4 poemas de LOS FEROCES AÑOS 20 de TIRSO PRISCILO VALLECILLOS




 LAS MUJERES DE MI BARRIO

 

Hace décadas, las mujeres de mi barrio

iniciaron aventuras y calentaron hogares

allá donde las lenguas se enredan frías y solitarias

y siempre tienen un regusto a mantequilla.

A su vuelta compraron casas

—desde una de ellas escribo—,

recuperaron identidades, parieron futuros.

 

En este preciso momento,

en esas mismas casas

la mayoría de las mujeres de mi barrio

son cuidadas por otras mujeres:

mujeres del este, marroquíes, sudamericanas...

Siempre mujeres.

Y en esas mismas casas no hay junio o invierno

o martes que no se lleve a alguna de ellas

a un lugar mucho más lejano,

allá donde el frío rompe el tiempo.

 

Cuando regreso al barrio me golpean sus ausencias

como corrientes de aire granizo.

Todo lo que son, todo lo que significan

todo lo que representan las mujeres de mi barrio

se va con ellas al mismo lugar en el que esperan

las distintas niñas, las distintas jóvenes

las distintas madres, las distintas trabajadoras

las distintas mujeres que un día conocimos:

toda una manada acarreando el sol desde la mañana

animando a la fruta a salir colorida y fresca

dorando con su calor el trigo de los campos

pastoreando con sus caderas los ríos…

 

En definitiva: preparándonos el mundo

proveyéndolo de luz, agua y alimento...

exactamente igual a como hicieron en vida.



CAMBIAR EL MUNDO

 

A la valentía de Amelia Abella Natal

 

Dicen que cambiar el mundo es imposible,

que todo está escrito, que nuestras vidas

forman parte de un complejo libro

de millones de hojas de acetato

superpuestas, una encima de otra...

 

Y en la delirante transparencia en la que vivo

escribo ahora estos insignificantes versos:

es, podría ser, parecerá

un acto de comunicación vacío

imperceptible, abocado al fracaso...

 

pero si prestas un poco de atención

si pruebas a entender lo que quiero contarte

si confías en ti tanto como yo lo hago

descubrirás que, solo con este poema

acabamos de cambiar el mundo.


 

INTEMPERIE

 

Enciendo el televisor y lo primero que escucho

es que una ola de frío recorre Europa.

Después, que un traficante de personas

ha abandonado a veinte hombres a la intemperie.

Cada vez lo tengo más claro: las noticias se han convertido

en el telediario de una película de ciencia ficción.

 

A todo esto, mi sobrino me pregunta qué es la intemperie

y a mí solo se me ocurre decirle

que la intemperie... es nuestro silencio.

A MI MADRE LE SALEN LAS HIJAS

POR LOS PASILLOS Y POR LAS

BOCAS DE LOS ASCENSORES

 



En defensa y agradecimiento de lo público y universal

junio de 2019

I. PASILLOS Y ASCENSORES

 

Esperamos en recepción.
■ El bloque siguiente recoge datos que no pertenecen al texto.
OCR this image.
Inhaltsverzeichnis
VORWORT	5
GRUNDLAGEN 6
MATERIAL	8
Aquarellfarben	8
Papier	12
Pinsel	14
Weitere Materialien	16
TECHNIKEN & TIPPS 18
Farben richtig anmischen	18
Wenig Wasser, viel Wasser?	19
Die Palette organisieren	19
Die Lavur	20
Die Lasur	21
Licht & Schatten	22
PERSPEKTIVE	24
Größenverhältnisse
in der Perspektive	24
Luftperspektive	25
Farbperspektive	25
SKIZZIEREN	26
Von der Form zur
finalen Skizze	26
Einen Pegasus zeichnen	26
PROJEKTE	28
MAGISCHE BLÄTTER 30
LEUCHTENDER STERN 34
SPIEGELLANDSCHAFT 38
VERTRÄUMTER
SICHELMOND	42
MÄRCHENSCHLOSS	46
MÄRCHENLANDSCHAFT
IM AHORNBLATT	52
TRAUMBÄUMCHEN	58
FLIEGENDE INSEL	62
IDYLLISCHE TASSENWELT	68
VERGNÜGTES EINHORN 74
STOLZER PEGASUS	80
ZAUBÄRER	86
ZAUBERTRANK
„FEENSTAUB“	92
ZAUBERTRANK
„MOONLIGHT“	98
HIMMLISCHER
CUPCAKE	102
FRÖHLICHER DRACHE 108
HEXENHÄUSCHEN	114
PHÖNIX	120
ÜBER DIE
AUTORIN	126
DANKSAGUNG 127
Escrutamos,

procuramos discernir en rápidas miradas

los enfermos de los acompañantes,

indagamos las líneas de consanguinidad

las corrientes del miedo

donde los ojos, donde los cansados fluorescentes,

donde las manos, donde el temblor escapa.

 

Como si se tratase de una visita

guiada por un barrio de Los Ángeles

seguimos a un hombre por pasillos y ascensores:

informes médicos en nuestras manos,

historia triste de la más reciente historia,

y una bolsa pequeña de viaje

repleta de deseos sin pretensiones

de sueños de salita y croquetas

de cartas y paseos junto al mar.

El hombre comenta esperanzas y risas

pide silencio para los enfermos…

 

Les concede entidad de celebrities:

esto no es Los Ángeles, ni el sueño americano,

sino una realidad más sencilla, depurada, no tan ruidosa.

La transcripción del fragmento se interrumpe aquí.